— А Немцевич? Немцевич? — взволновался Костюшко.
Из дома выбежал Фишер, без шинели, без, шапки. Он кинулся к Костюшке, обнял его, смеялся и плакал.
— Живы! Живы!
— Фишерек… Фишерек… И ты со мной.
— До згона![43]
Подошел русский офицер.
— Зачем вы, господа, прощаетесь, — сказал он укоризненно, — все едем в одну сторону.
Хирург, огромный и грузный, сначала проверил, достаточно ли сена под раненой ногой Костюшки, потом взобрался на повозку, накрыл раненого попоной и, устроившись спиной к кучеру, сказал казачьему уряднику, прискакавшему с десятком бородатых конников:
— С богом!
Выехали со двора. Был тихий вечер. Деревья простирали к небу голые ветви. Соломенные крыши крестьянских халуп были подернуты инеем. В сторону Мацеёвичей тянули вороньи стаи.
Но Костюшко всего этого не видел: он был в обмороке.
Вслед за Костюшкой выехала со двора крестьянская телега: в ней разместились Княжевич, Сераковский, Копец, Немцевич, Фишер и русский офицер.
Первый снег. Русский офицер добыл розвальни и усадил в них, кроме Костюшки с хирургом, Немцевича и Фишера.
Рана на голове затягивалась, Костюшко уже так часто не впадал в обморок, но все же чувствовал себя очень слабым. Всю дорогу он дремал.
В таком безучастном состоянии он проехал Чернигов, Могилев, Витебск, Великие Луки, Псков, Гатчину, и только 29 ноября, когда сани въехали в широкие и приземистые ворота Петропавловской крепости, Костюшко впервые за всю дорогу обратился к сопровождающему офицеру по-русски:
— Почему?
Офицера смутил этот вопрос: он также не понимал, почему генерала, взятого в плен на поле боя, везут в Петропавловскую крепость, — ведь в ней содержат только русских подданных, нарушивших законы Российской империи.
— Пути господа неисповедимы, — ответил он дипломатично.
Костюшко ответа не понял.
Костюшке показалось, что его опустили в глубокий колодец, куда ни шумы жизни, ни солнечный луч не долетают. Больная нога приковала его к койке, он лежал на спине и дни, недели видел один только потолок, мглисто-серый, который лишь к закату чуточку теплел.

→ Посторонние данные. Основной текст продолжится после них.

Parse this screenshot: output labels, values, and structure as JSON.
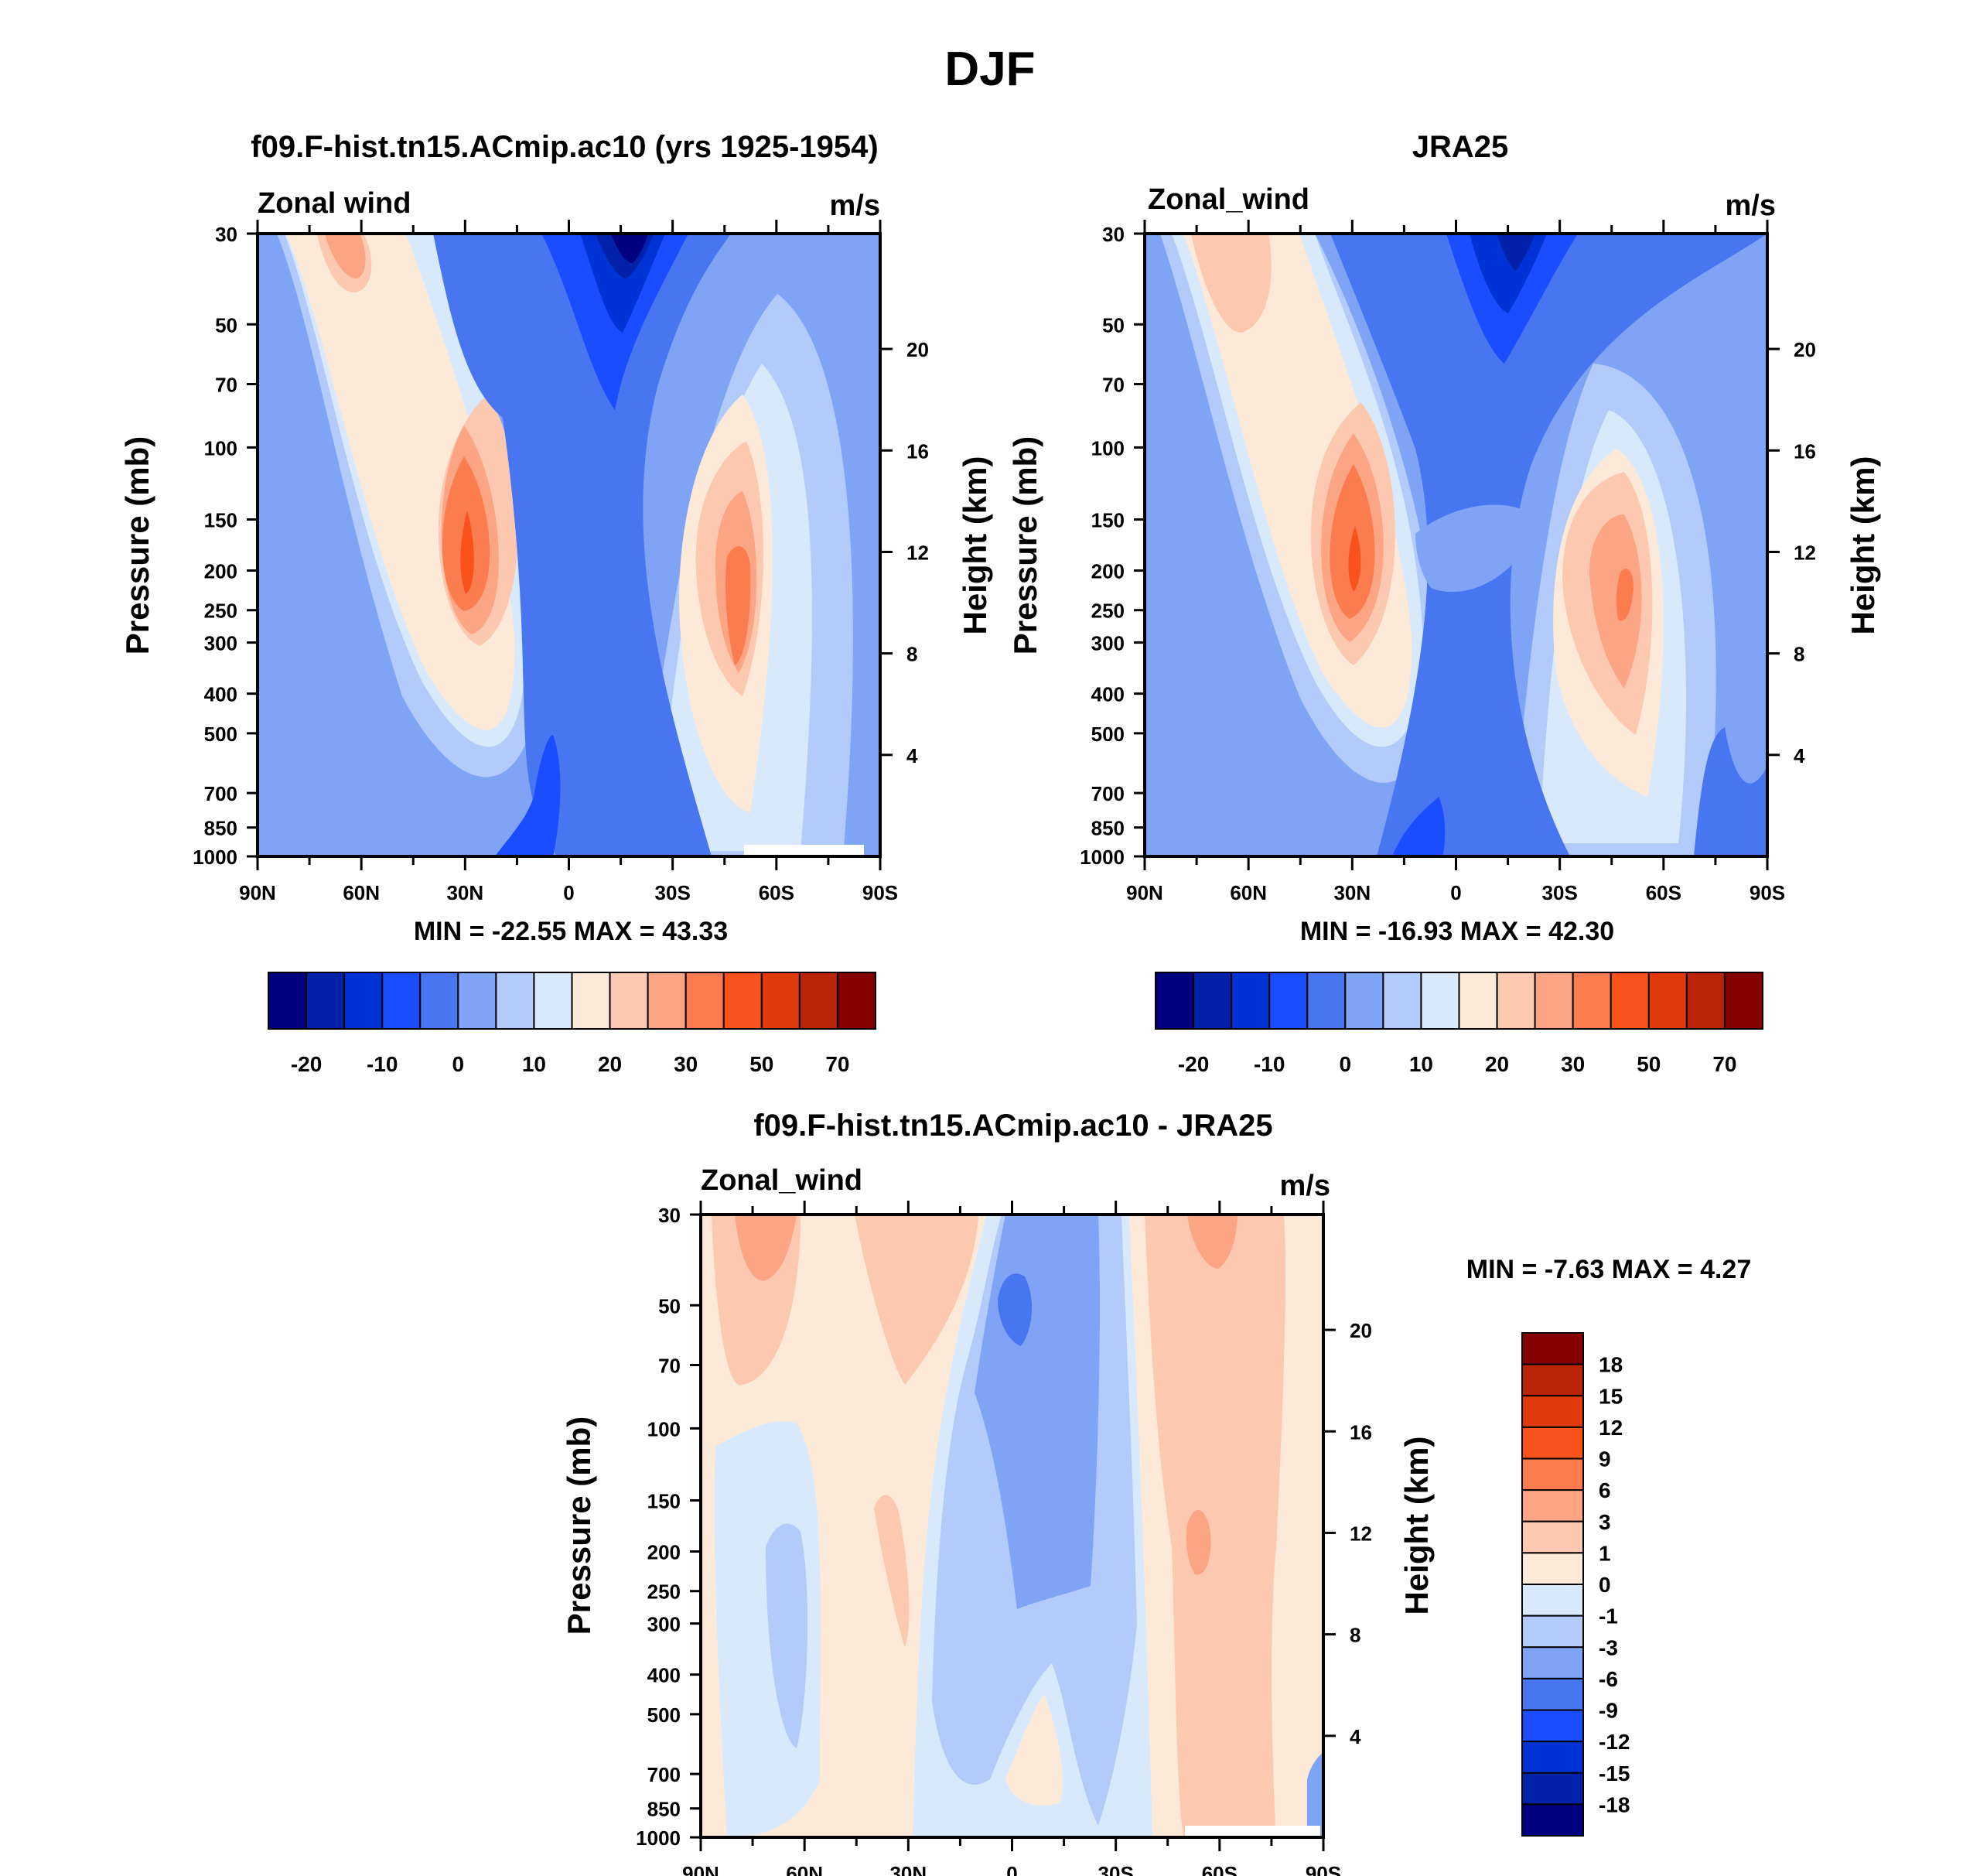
{
  "figure_title": "DJF",
  "chart_data": [
    {
      "type": "heatmap",
      "panel": "model",
      "title": "f09.F-hist.tn15.ACmip.ac10 (yrs 1925-1954)",
      "left_label": "Zonal wind",
      "right_label": "m/s",
      "ylabel": "Pressure (mb)",
      "ylabel_right": "Height (km)",
      "x_ticks": [
        "90N",
        "60N",
        "30N",
        "0",
        "30S",
        "60S",
        "90S"
      ],
      "x_range": [
        90,
        -90
      ],
      "y_ticks": [
        30,
        50,
        70,
        100,
        150,
        200,
        250,
        300,
        400,
        500,
        700,
        850,
        1000
      ],
      "y_range_mb": [
        1000,
        30
      ],
      "height_ticks_km": [
        4,
        8,
        12,
        16,
        20
      ],
      "min_max_text": "MIN = -22.55  MAX =  43.33",
      "min": -22.55,
      "max": 43.33,
      "colorbar_labels": [
        "-20",
        "-10",
        "0",
        "10",
        "20",
        "30",
        "50",
        "70"
      ],
      "features": [
        {
          "kind": "jet",
          "lat": 30,
          "p_mb": 200,
          "value": 43.33
        },
        {
          "kind": "jet",
          "lat": -48,
          "p_mb": 220,
          "value": 38
        },
        {
          "kind": "easterly",
          "lat": -15,
          "p_mb": 30,
          "value": -22.55
        }
      ]
    },
    {
      "type": "heatmap",
      "panel": "obs",
      "title": "JRA25",
      "left_label": "Zonal_wind",
      "right_label": "m/s",
      "ylabel": "Pressure (mb)",
      "ylabel_right": "Height (km)",
      "x_ticks": [
        "90N",
        "60N",
        "30N",
        "0",
        "30S",
        "60S",
        "90S"
      ],
      "x_range": [
        90,
        -90
      ],
      "y_ticks": [
        30,
        50,
        70,
        100,
        150,
        200,
        250,
        300,
        400,
        500,
        700,
        850,
        1000
      ],
      "y_range_mb": [
        1000,
        30
      ],
      "height_ticks_km": [
        4,
        8,
        12,
        16,
        20
      ],
      "min_max_text": "MIN = -16.93  MAX =  42.30",
      "min": -16.93,
      "max": 42.3,
      "colorbar_labels": [
        "-20",
        "-10",
        "0",
        "10",
        "20",
        "30",
        "50",
        "70"
      ],
      "features": [
        {
          "kind": "jet",
          "lat": 30,
          "p_mb": 200,
          "value": 42.3
        },
        {
          "kind": "jet",
          "lat": -48,
          "p_mb": 260,
          "value": 36
        },
        {
          "kind": "easterly",
          "lat": -15,
          "p_mb": 30,
          "value": -16.93
        }
      ]
    },
    {
      "type": "heatmap",
      "panel": "difference",
      "title": "f09.F-hist.tn15.ACmip.ac10 - JRA25",
      "left_label": "Zonal_wind",
      "right_label": "m/s",
      "ylabel": "Pressure (mb)",
      "ylabel_right": "Height (km)",
      "x_ticks": [
        "90N",
        "60N",
        "30N",
        "0",
        "30S",
        "60S",
        "90S"
      ],
      "x_range": [
        90,
        -90
      ],
      "y_ticks": [
        30,
        50,
        70,
        100,
        150,
        200,
        250,
        300,
        400,
        500,
        700,
        850,
        1000
      ],
      "y_range_mb": [
        1000,
        30
      ],
      "height_ticks_km": [
        4,
        8,
        12,
        16,
        20
      ],
      "min_max_text": "MIN =  -7.63  MAX =   4.27",
      "min": -7.63,
      "max": 4.27,
      "colorbar_labels": [
        "18",
        "15",
        "12",
        "9",
        "6",
        "3",
        "1",
        "0",
        "-1",
        "-3",
        "-6",
        "-9",
        "-12",
        "-15",
        "-18"
      ]
    }
  ],
  "colors": {
    "abs_fills": [
      "#000080",
      "#0021a8",
      "#0033d6",
      "#1a4dff",
      "#4876f0",
      "#80a4f5",
      "#b3cbfa",
      "#d9e9fc",
      "#fde9d8",
      "#fcc9b0",
      "#fba585",
      "#fb7c4e",
      "#fa521d",
      "#e03a0c",
      "#b82405",
      "#850000"
    ],
    "diff_fills": [
      "#850000",
      "#b82405",
      "#e03a0c",
      "#fa521d",
      "#fb7c4e",
      "#fba585",
      "#fcc9b0",
      "#fde9d8",
      "#d9e9fc",
      "#b3cbfa",
      "#80a4f5",
      "#4876f0",
      "#1a4dff",
      "#0033d6",
      "#0021a8",
      "#000080"
    ]
  }
}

Первые дни вел Костюшко внутренний спор со своим прошлым. Бесстрастно, как историк, изучал он важнейшие этапы восстания и каждый этап рассматривал с двух точек: как это событие протекало в действительности и как бы оно протекало, если б он, Костюшко, проводил в жизнь те радикальные реформы, которые сам считал нужным проводить.
Гуго Коллонтай был основательнее, чем он, подготовлен к политической деятельности, но роль Робеспьера или Марата, роли, которые Коллонтай ему навязывал, Костюшко играть не мог по своим душевным качествам.

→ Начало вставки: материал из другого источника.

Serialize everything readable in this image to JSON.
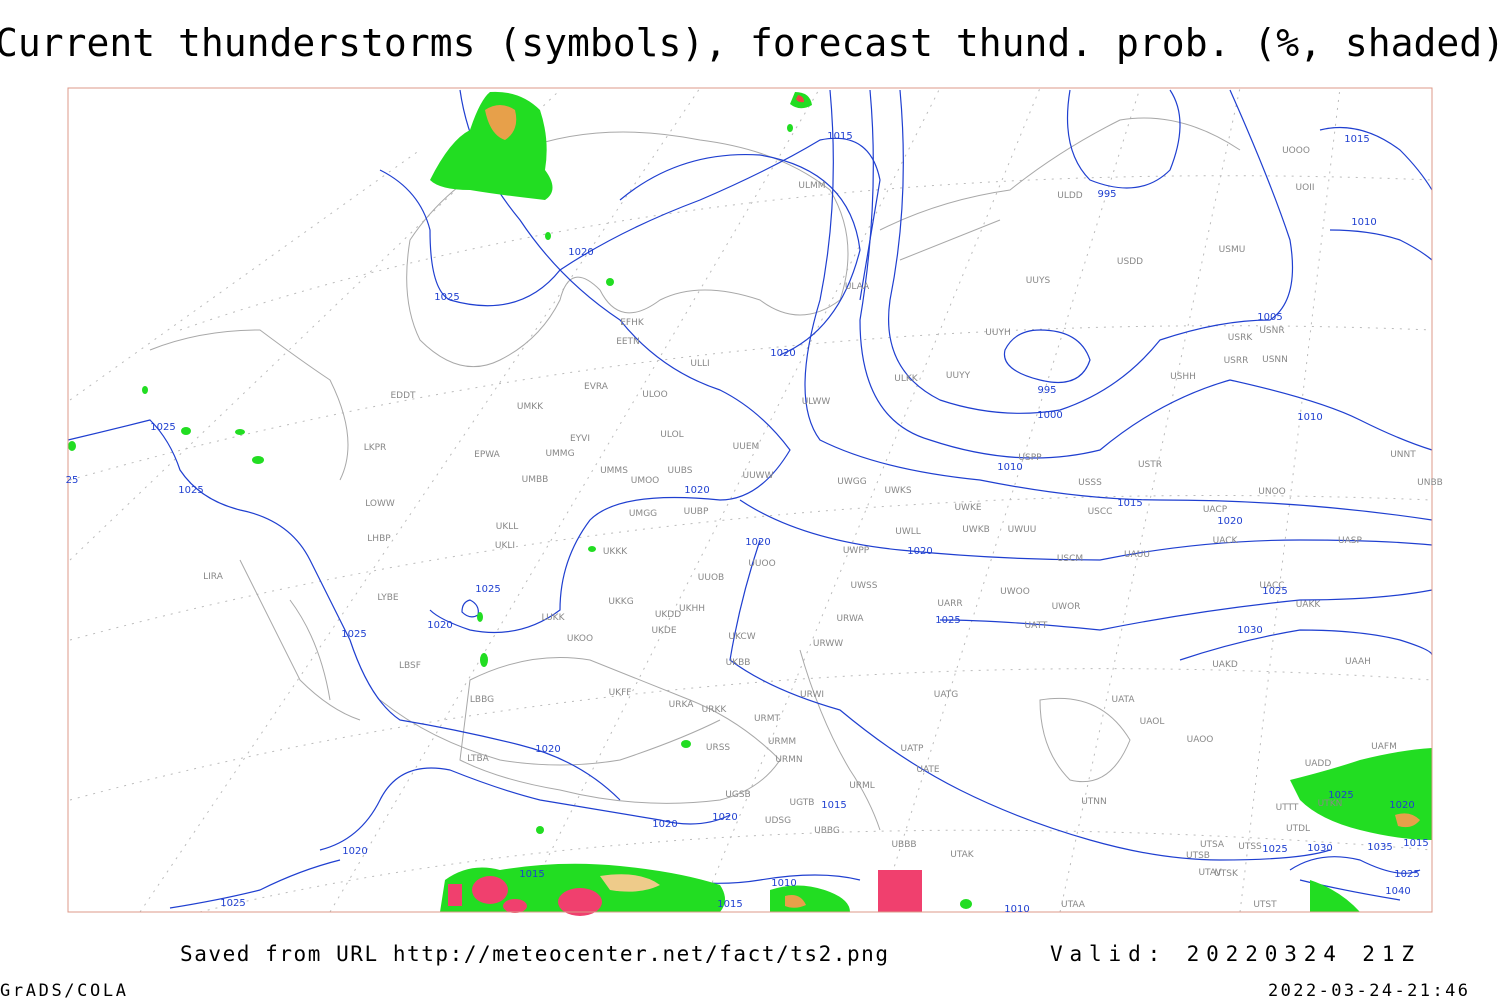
{
  "header": {
    "title": "Current thunderstorms (symbols), forecast thund. prob. (%, shaded)"
  },
  "footer": {
    "saved": "Saved from URL http://meteocenter.net/fact/ts2.png",
    "valid": "Valid: 20220324 21Z",
    "software": "GrADS/COLA",
    "timestamp": "2022-03-24-21:46"
  },
  "map": {
    "station_labels": [
      "ULDD",
      "USDD",
      "USMU",
      "UUYS",
      "ULAA",
      "UUYH",
      "USRK",
      "USNR",
      "USRR",
      "USNN",
      "USHH",
      "ULKK",
      "UUYY",
      "ULWW",
      "UUEM",
      "UUWW",
      "UWGG",
      "UWKS",
      "USPP",
      "USTR",
      "USSS",
      "USCC",
      "UWKE",
      "UWKB",
      "UWUU",
      "UWLL",
      "UWPP",
      "USCM",
      "UAUU",
      "UACP",
      "UACK",
      "UASP",
      "UNOO",
      "UNNT",
      "UNBB",
      "UACC",
      "UAKK",
      "UWSS",
      "UARR",
      "UWOO",
      "UWOR",
      "UATT",
      "URWA",
      "URWW",
      "UAKD",
      "UAAH",
      "UATG",
      "URWI",
      "UATA",
      "UAOL",
      "UAOO",
      "UAFM",
      "UADD",
      "UTTT",
      "UTKN",
      "UTDL",
      "UTNN",
      "UTSA",
      "UTSS",
      "UTSB",
      "UTAV",
      "UTSK",
      "UTAA",
      "UTST",
      "UTAK",
      "UBBB",
      "UATE",
      "UATP",
      "UOOO",
      "UOII",
      "EDDT",
      "EYVI",
      "EVRA",
      "EFHK",
      "EETN",
      "ULLI",
      "ULOO",
      "ULOL",
      "UMKK",
      "UMMG",
      "EPWA",
      "LKPR",
      "UMMS",
      "UMOO",
      "UUBS",
      "UMBB",
      "LOWW",
      "UKLL",
      "UKLI",
      "UMGG",
      "UUBP",
      "LHBP",
      "UKKK",
      "UUOO",
      "UUOB",
      "LIRA",
      "LYBE",
      "UKKG",
      "UKDD",
      "UKHH",
      "UKDE",
      "LUKK",
      "UKOO",
      "UKCW",
      "UKFF",
      "URKA",
      "URKK",
      "URMT",
      "URSS",
      "URMM",
      "URMN",
      "URML",
      "UGSB",
      "UGTB",
      "UDSG",
      "UBBG",
      "LBSF",
      "LBBG",
      "LTBA",
      "ULMM",
      "UKBB"
    ],
    "isobar_labels": [
      "1015",
      "995",
      "1020",
      "1025",
      "1020",
      "1005",
      "995",
      "1000",
      "1010",
      "1010",
      "1015",
      "1020",
      "1025",
      "25",
      "1025",
      "1020",
      "1020",
      "1020",
      "1025",
      "1020",
      "1025",
      "1025",
      "1025",
      "1030",
      "1020",
      "1025",
      "1020",
      "1015",
      "1020",
      "1020",
      "1020",
      "1025",
      "1030",
      "1035",
      "1015",
      "1025",
      "1040",
      "1015",
      "1010",
      "1015",
      "1025",
      "1010",
      "1015",
      "1010"
    ]
  }
}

И на кого из своих генералов мог он опираться? Почти все они были лично заинтересованы в поражении восстания, ибо победа народа лишила бы их шляхетских привилегий.
Захотят ли потомки считаться с тем, что исторические события имеют свою внутреннюю логику и что эти события в силу своей внутренней логики развиваются независимо от доброй или злой воли отдельной личности?

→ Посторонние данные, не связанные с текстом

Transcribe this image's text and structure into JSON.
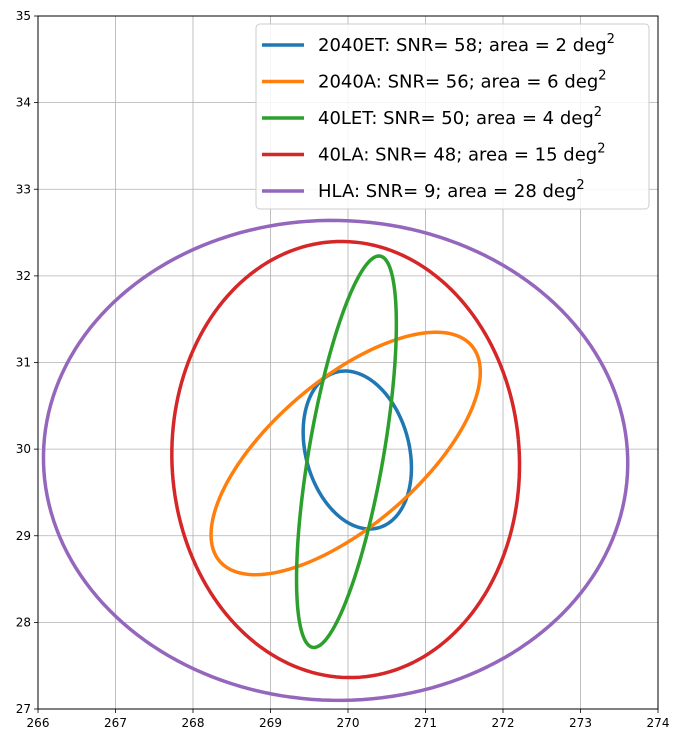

Костюшко был изъят из жизни, он не знал, что происходит за стенами мертвого каземата. Но ведь жизнь все же не остановилась: в Польше остался народ, осталась армия, а жестокость, с какой победители расправляются с ним, с побежденным военачальником, говорила о том, что Польша борется, что враг мстит ему, Костюшке, за какие-то свои неудачи.
Вскоре к нравственным мукам присоединились и физические. Генерал-прокурор Самойлов стал являться ежедневно, и его вопросы обижали, утомляли, изматывали. Сначала был Самойлов вежлив, предупредителен; на изысканном французском языке выражал он свое сочувствие побежденному врагу. Однако постепенно грубел его французский язык, голос делался резче, и вместо обращения «генерал» появились «главный польский бунтовщик» и «начальник бунтовщиков» — эпитеты, звучащие, как удары бича. Самойлов требовал, чтобы Костюшко «называл имена сочувствующих восстанию, требовал летопись переговоров с французскими политическими деятелями и подробной характеристики этих деятелей. А Костюшко имен не называл, характеристик не давал: он говорил о естественном праве любого народа на независимое существование, о естественном праве любого человека на свободную жизнь.
— Начальнику бунтовщиков хочется продлить свое приятное пребывание в этих уютных апартаментах.
— Такова, видно, воля божья.
— Бог не сочувствует бунтовщикам! Какую сумму внесла княгиня Чарторийская в фонд восстания?
— Не очень большую, и то не в фонд восстания, а в виде подарка лично мне.